In [2]:
# 1. Imports
import pandas as pd
import numpy as np
import shap
import joblib
import xgboost as xgb
from sklearn.ensemble import RandomForestRegressor
from sklearn.model_selection import train_test_split
import matplotlib.pyplot as plt
import os

# 2. Load FD001 CMAPSS test set (final-cycle per unit)
column_names = ['unit', 'cycle', 'operational_setting_1', 'operational_setting_2', 'operational_setting_3'] + \
               [f'sensor_measurement_{i}' for i in range(1, 22)]

df = pd.read_csv('C:/Users/ammar/SHAP_ML/datasets/train_FD001.txt', sep='\s+', header=None, names=column_names)

# Calculate RUL
rul = df.groupby('unit')['cycle'].max().reset_index()
rul.columns = ['unit', 'max_cycle']
df = df.merge(rul, on='unit')
df['RUL'] = df['max_cycle'] - df['cycle']
df.drop(columns=['max_cycle'], inplace=True)

# Drop uninformative features (as used before)
drop_cols = ['operational_setting_3', 'sensor_measurement_1', 'sensor_measurement_5',
             'sensor_measurement_10', 'sensor_measurement_16', 'sensor_measurement_18',
             'sensor_measurement_19']

X = df.drop(columns=['unit', 'cycle', 'RUL'] + drop_cols)
y = df['RUL']
feature_names = X.columns
n_features = X.shape[1]

# === 3. SHAP averaging setup ===
N_TRIALS = 25
shap_xgb_matrix = np.zeros((N_TRIALS, n_features))
shap_rf_matrix = np.zeros((N_TRIALS, n_features))

# Create output directory if needed
os.makedirs("C:/Users/ammar/SHAP_ML/trials_v/outputs", exist_ok=True)

print("Running 25 trials on CMAPSS (FD001)...")

# === 4. Run trials ===
for i in range(N_TRIALS):
    print(f"Trial {i+1}/{N_TRIALS}")
    X_train, X_test, y_train, y_test = train_test_split(X, y, test_size=0.2, random_state=100 + i)

    # XGBoost
    xgb_model = xgb.XGBRegressor()
    xgb_model.fit(X_train, y_train)
    explainer_xgb = shap.Explainer(xgb_model, X_train)
    shap_vals_xgb = explainer_xgb(X_test)
    shap_xgb_matrix[i, :] = np.abs(shap_vals_xgb.values).mean(axis=0)

    # Random Forest
    rf_model = RandomForestRegressor(n_estimators=100, random_state=100 + i)
    rf_model.fit(X_train, y_train)
    explainer_rf = shap.Explainer(rf_model, X_train)
    shap_vals_rf = explainer_rf(X_test, check_additivity=False)
    shap_rf_matrix[i, :] = np.abs(shap_vals_rf.values).mean(axis=0)

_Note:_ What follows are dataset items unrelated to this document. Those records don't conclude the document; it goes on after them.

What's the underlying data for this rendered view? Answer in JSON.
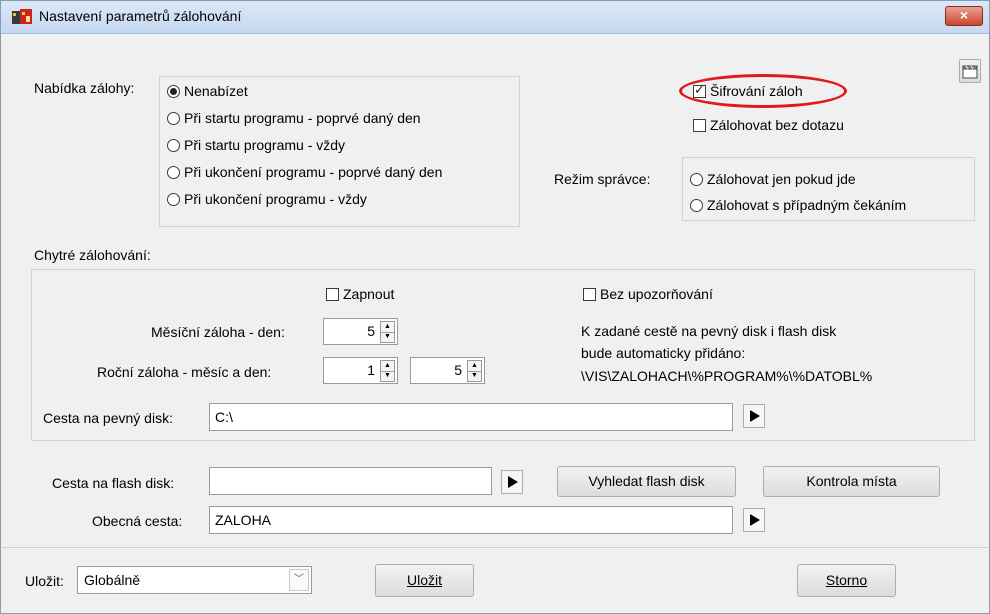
{
  "window": {
    "title": "Nastavení parametrů zálohování",
    "close_label": "×"
  },
  "offer": {
    "label": "Nabídka zálohy:",
    "options": [
      {
        "label": "Nenabízet",
        "selected": true
      },
      {
        "label": "Při startu programu - poprvé daný den",
        "selected": false
      },
      {
        "label": "Při startu programu - vždy",
        "selected": false
      },
      {
        "label": "Při ukončení programu - poprvé daný den",
        "selected": false
      },
      {
        "label": "Při ukončení programu - vždy",
        "selected": false
      }
    ]
  },
  "options": {
    "encrypt_label": "Šifrování záloh",
    "encrypt_checked": true,
    "no_prompt_label": "Zálohovat bez dotazu",
    "no_prompt_checked": false
  },
  "admin": {
    "label": "Režim správce:",
    "options": [
      {
        "label": "Zálohovat jen pokud jde",
        "selected": false
      },
      {
        "label": "Zálohovat s případným čekáním",
        "selected": false
      }
    ]
  },
  "smart": {
    "label": "Chytré zálohování:",
    "enable_label": "Zapnout",
    "no_warn_label": "Bez upozorňování",
    "monthly_label": "Měsíční záloha - den:",
    "monthly_day": "5",
    "yearly_label": "Roční záloha - měsíc a den:",
    "yearly_month": "1",
    "yearly_day": "5",
    "info_line1": "K zadané cestě na pevný disk i flash disk",
    "info_line2": "bude automaticky přidáno:",
    "info_line3": "\\VIS\\ZALOHACH\\%PROGRAM%\\%DATOBL%",
    "hdd_label": "Cesta na pevný disk:",
    "hdd_value": "C:\\"
  },
  "flash": {
    "label": "Cesta na flash disk:",
    "value": "",
    "find_button": "Vyhledat flash disk",
    "check_button": "Kontrola místa"
  },
  "general": {
    "label": "Obecná cesta:",
    "value": "ZALOHA"
  },
  "footer": {
    "save_label": "Uložit:",
    "save_scope": "Globálně",
    "save_button": "Uložit",
    "cancel_button": "Storno"
  }
}
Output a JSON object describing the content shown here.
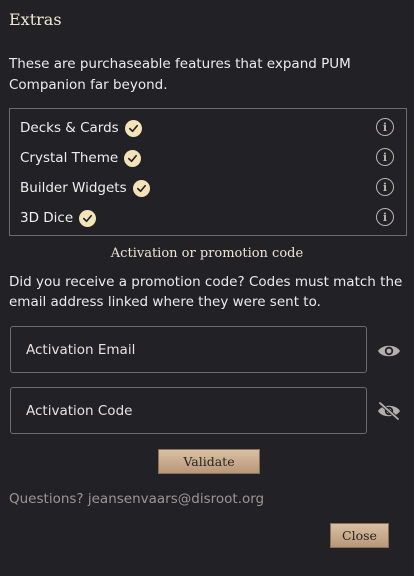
{
  "header": {
    "title": "Extras"
  },
  "description": "These are purchaseable features that expand PUM Companion far beyond.",
  "features": [
    {
      "label": "Decks & Cards",
      "icon": "check-circle-icon",
      "info_icon": "info-icon"
    },
    {
      "label": "Crystal Theme",
      "icon": "check-circle-icon",
      "info_icon": "info-icon"
    },
    {
      "label": "Builder Widgets",
      "icon": "check-circle-icon",
      "info_icon": "info-icon"
    },
    {
      "label": "3D Dice",
      "icon": "check-circle-icon",
      "info_icon": "info-icon"
    }
  ],
  "activation": {
    "section_title": "Activation or promotion code",
    "help_text": "Did you receive a promotion code? Codes must match the email address linked where they were sent to.",
    "email_placeholder": "Activation Email",
    "email_value": "",
    "code_placeholder": "Activation Code",
    "code_value": "",
    "email_visibility_icon": "eye-icon",
    "code_visibility_icon": "eye-off-icon",
    "validate_label": "Validate"
  },
  "footer": {
    "contact": "Questions? jeansenvaars@disroot.org",
    "close_label": "Close"
  },
  "colors": {
    "background": "#222126",
    "accent": "#f3e3b8",
    "button": "#c9ab8d"
  }
}
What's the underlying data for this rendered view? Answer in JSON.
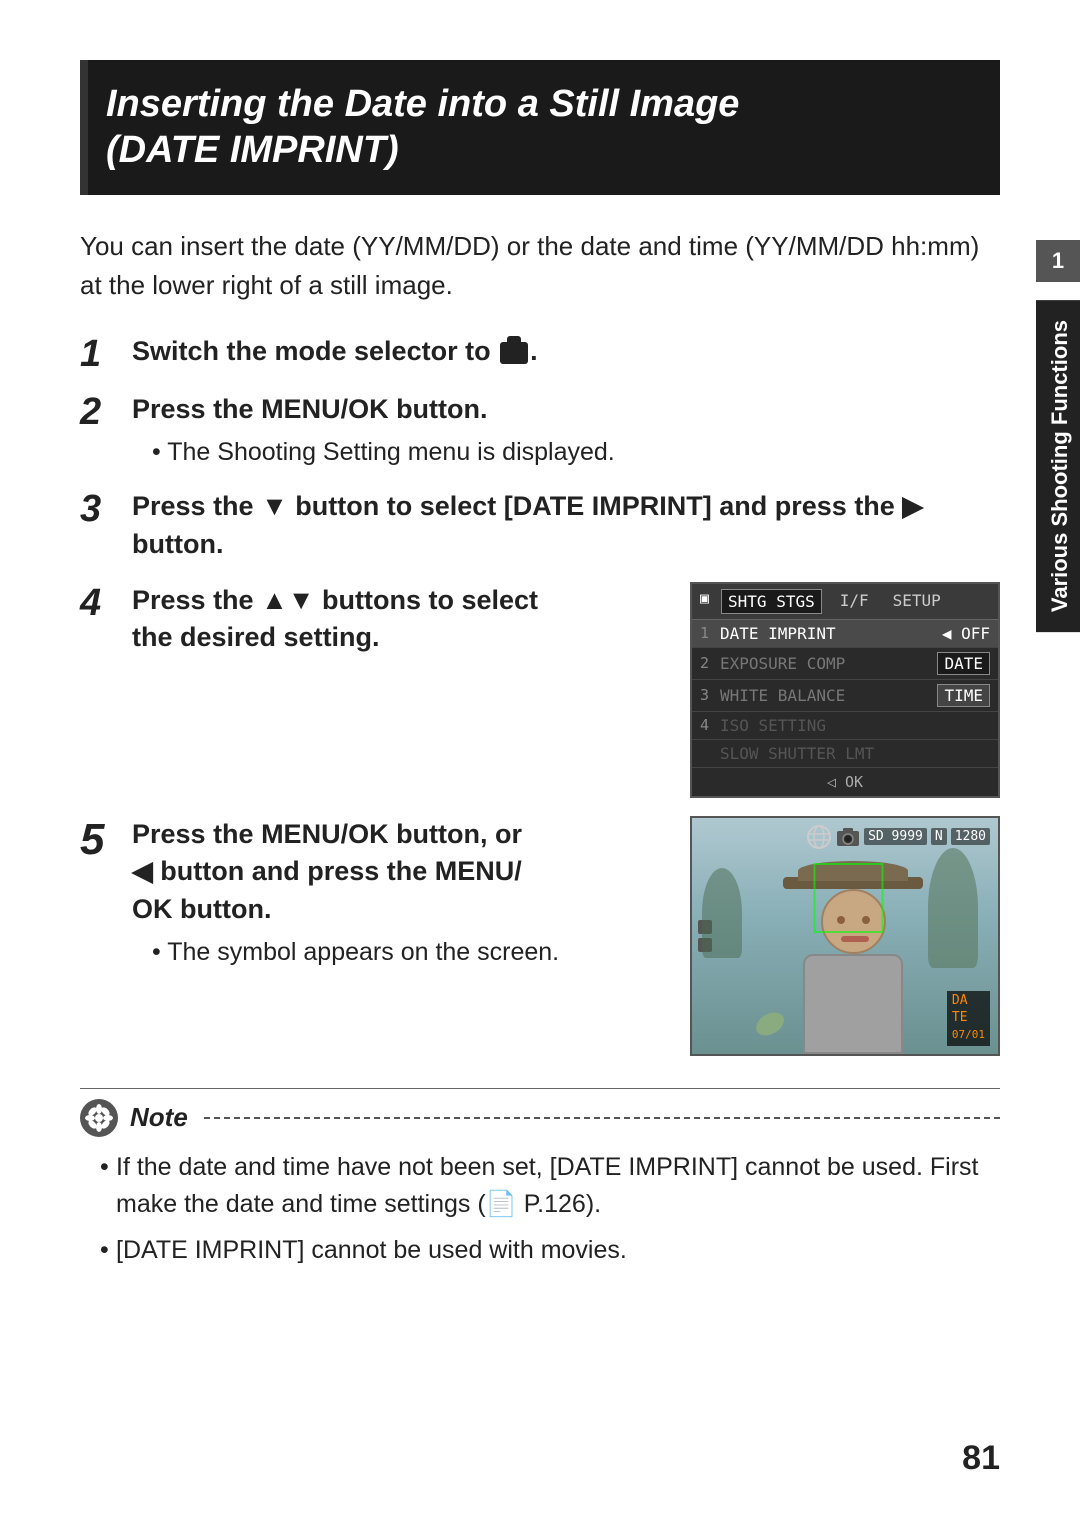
{
  "page": {
    "number": "81"
  },
  "sidetab": {
    "label": "Various Shooting Functions",
    "number": "1"
  },
  "title": {
    "line1": "Inserting the Date into a Still Image",
    "line2": "(DATE IMPRINT)"
  },
  "intro": "You can insert the date (YY/MM/DD) or the date and time (YY/MM/DD hh:mm) at the lower right of a still image.",
  "steps": [
    {
      "number": "1",
      "text": "Switch the mode selector to ",
      "icon": "camera"
    },
    {
      "number": "2",
      "text": "Press the MENU/OK button.",
      "sub": "The Shooting Setting menu is displayed."
    },
    {
      "number": "3",
      "text": "Press the ▼ button to select [DATE IMPRINT] and press the ▶ button."
    },
    {
      "number": "4",
      "text": "Press the ▲▼ buttons to select the desired setting."
    },
    {
      "number": "5",
      "text": "Press the MENU/OK button, or ◀ button and press the MENU/OK button.",
      "sub": "The symbol appears on the screen."
    }
  ],
  "menu_screenshot": {
    "tabs": [
      "SHTG STGS",
      "I/F",
      "SETUP"
    ],
    "active_tab": "SHTG STGS",
    "rows": [
      {
        "num": "1",
        "label": "DATE IMPRINT",
        "value": "OFF",
        "highlighted": true
      },
      {
        "num": "2",
        "label": "EXPOSURE COMP",
        "value": "",
        "highlighted": false
      },
      {
        "num": "3",
        "label": "WHITE BALANCE",
        "value": "",
        "highlighted": false
      },
      {
        "num": "4",
        "label": "ISO SETTING",
        "value": "",
        "highlighted": false
      },
      {
        "num": "",
        "label": "SLOW SHUTTER LMT",
        "value": "",
        "highlighted": false
      }
    ],
    "options": [
      "OFF",
      "DATE",
      "TIME"
    ],
    "selected_option": "OFF",
    "bottom": "◁ OK"
  },
  "viewfinder": {
    "top_right": "SD 9999 N 1280",
    "date_stamp": "DA TE 07/01"
  },
  "note": {
    "title": "Note",
    "items": [
      "If the date and time have not been set, [DATE IMPRINT] cannot be used. First make the date and time settings (☞ P.126).",
      "[DATE IMPRINT] cannot be used with movies."
    ]
  }
}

# === 5. Average and save ===
xgb_mean = shap_xgb_matrix.mean(axis=0)
rf_mean = shap_rf_matrix.mean(axis=0)

shap_xgb_df = pd.DataFrame({'feature': feature_names, 'mean_abs_shap': xgb_mean})
shap_rf_df = pd.DataFrame({'feature': feature_names, 'mean_abs_shap': rf_mean})

shap_xgb_df.sort_values(by='mean_abs_shap', ascending=False).to_csv(
    'C:/Users/ammar/SHAP_ML/trials_v/outputs/shap_avg_cmaps_xgb.csv', index=False)
shap_rf_df.sort_values(by='mean_abs_shap', ascending=False).to_csv(
    'C:/Users/ammar/SHAP_ML/trials_v/outputs/shap_avg_cmaps_rf.csv', index=False)

# === 6. Plot Top 10 Features ===
def plot_top10(df, model_name):
    top10 = df.sort_values(by='mean_abs_shap', ascending=False).head(10)
    plt.figure(figsize=(10, 5))
    plt.barh(top10['feature'][::-1], top10['mean_abs_shap'][::-1])
    plt.xlabel('Mean |SHAP value|')
    plt.title(f'CMAPSS (FD001) - Top 10 Features ({model_name})')
    plt.tight_layout()
    plt.savefig(f"C:/Users/ammar/SHAP_ML/trials_v/top10_cmaps_{model_name.lower()}.png", dpi=300)
    plt.close()

plot_top10(shap_xgb_df, "XGBoost")
plot_top10(shap_rf_df, "RandomForest")

print("\nCMAPSS SHAP averaging complete. Results saved.")

Running 25 trials on CMAPSS (FD001)...
Trial 1/25




Trial 2/25




Trial 3/25




Trial 4/25




Trial 5/25




Trial 6/25




Trial 7/25




Trial 8/25




Trial 9/25




Trial 10/25




Trial 11/25




Trial 12/25




Trial 13/25




Trial 14/25




Trial 15/25




Trial 16/25




Trial 17/25




Trial 18/25




Trial 19/25




Trial 20/25




Trial 21/25




Trial 22/25




Trial 23/25




Trial 24/25




Trial 25/25





CMAPSS SHAP averaging complete. Results saved.